I didn’t see the entire event, but there is no doubt a killing was going to occur. Humans assume we are superior to all other species, and we feel compelled to seek vengeance on any animal that dares disprove that hypothesis. Yes, the gorilla may have eventually hurt or killed the boy. Yes, he may not have permitted zoo officials to remove the boy without great difficulty. Yes, perhaps tranquilizing the gorilla may have caused it to harm the boy accidentally as it fought against the tranquilizer. But the outcome was not in doubt once the boy landed in the enclosure.
What else could officials do, given a frantic, highly emotional mother and horrified onlookers, most of whom know nothing about gorilla behavior or Harambe personally? If something did happen to the boy, a lawsuit was inevitable. That could bankrupt the zoo and damage conservation efforts towards this magnificent but scarce species. I’m not saying it was the right decision, but it was the predictable decision.
The man who had raised Harambe from an infant said he wasn’t highly aggressive. Obviously, the gorilla had been handled frequently by humans when young, so he likely had enough familiarity to realize a small child was no threat to his dominance or territory. Ape expert Jane Goodall also voiced the belief the gorilla should not have been killed. But could the zoo take a chance Harambe would give up the child unharmed? They thought not.
If we had no emotional attachment to human children but could watch these events unfold naturally, we might have a chance to realize how smart and gentle gorillas really are.
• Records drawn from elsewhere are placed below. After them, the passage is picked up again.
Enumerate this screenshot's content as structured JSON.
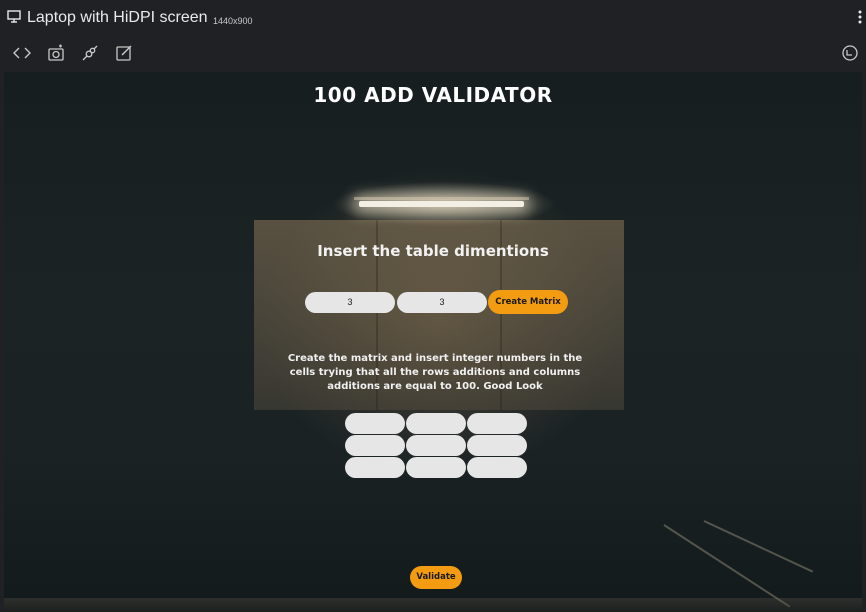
{
  "devtools": {
    "device_name": "Laptop with HiDPI screen",
    "device_resolution": "1440x900",
    "icons": [
      "monitor-icon",
      "code-icon",
      "camera-icon",
      "plug-icon",
      "edit-icon",
      "rotate-icon",
      "more-vertical-icon"
    ]
  },
  "app": {
    "title": "100 ADD VALIDATOR",
    "subtitle": "Insert the table dimentions",
    "rows_value": "3",
    "cols_value": "3",
    "create_button": "Create Matrix",
    "instructions": "Create the matrix and insert integer numbers in the cells trying that all the rows additions and columns additions are equal to 100. Good Look",
    "matrix": [
      [
        "",
        "",
        ""
      ],
      [
        "",
        "",
        ""
      ],
      [
        "",
        "",
        ""
      ]
    ],
    "validate_button": "Validate"
  },
  "colors": {
    "accent": "#f39c12",
    "input_bg": "#e6e6e6",
    "chrome_bg": "#202124"
  }
}
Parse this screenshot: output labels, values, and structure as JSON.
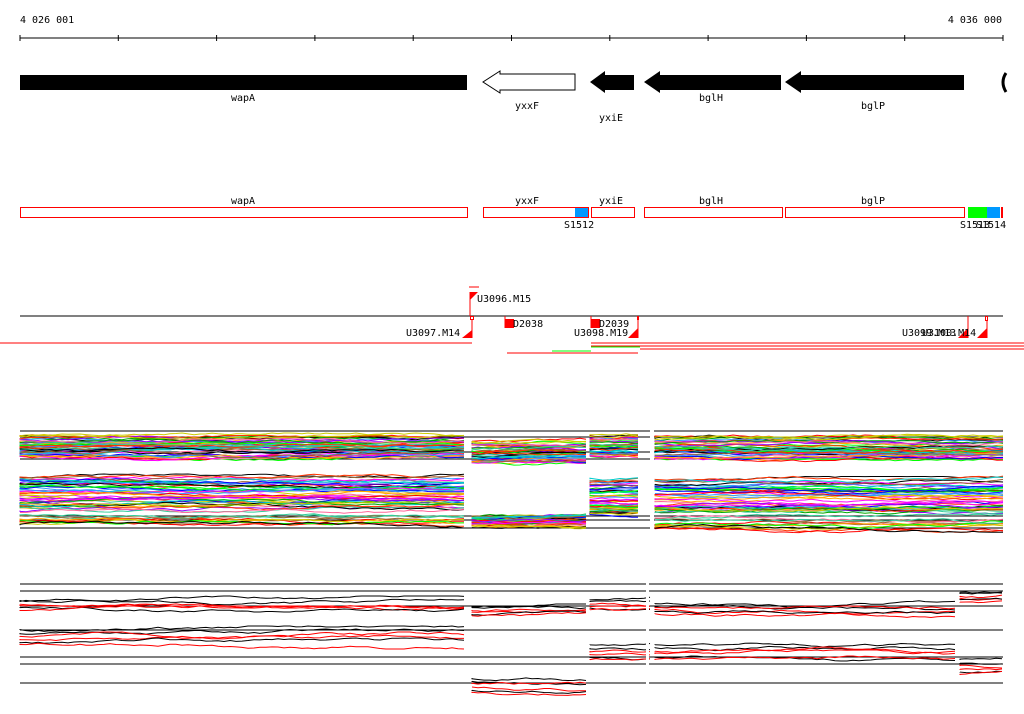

It wouldn’t have surprised me if Harambe had taken the child to the door where a zookeeper could pick him up. At least, I believe the boy might have been rescued unharmed. That is based on an unbiased, unemotional perspective gained from photos and a brief video. I might be wrong, but I sure wish there had been some way people with understanding and awareness of gorilla behavior could have been in charge when the kill shot was decided upon. Maybe there could have been a solution agreeable to all parties involved other than killing the gorilla.
Humans have emotions and biases, so these things happen. Humans share the instinct to protect our own, and especially our children, with numerous other species. We can’t blame the zoo decision-makers because they likely felt they were doing the best they could, given the unusual situation. But it reminds us how being self-confident, unemotional and unbiased can help us observe situations more accurately. I hope we can all learn to observe and think more and react less.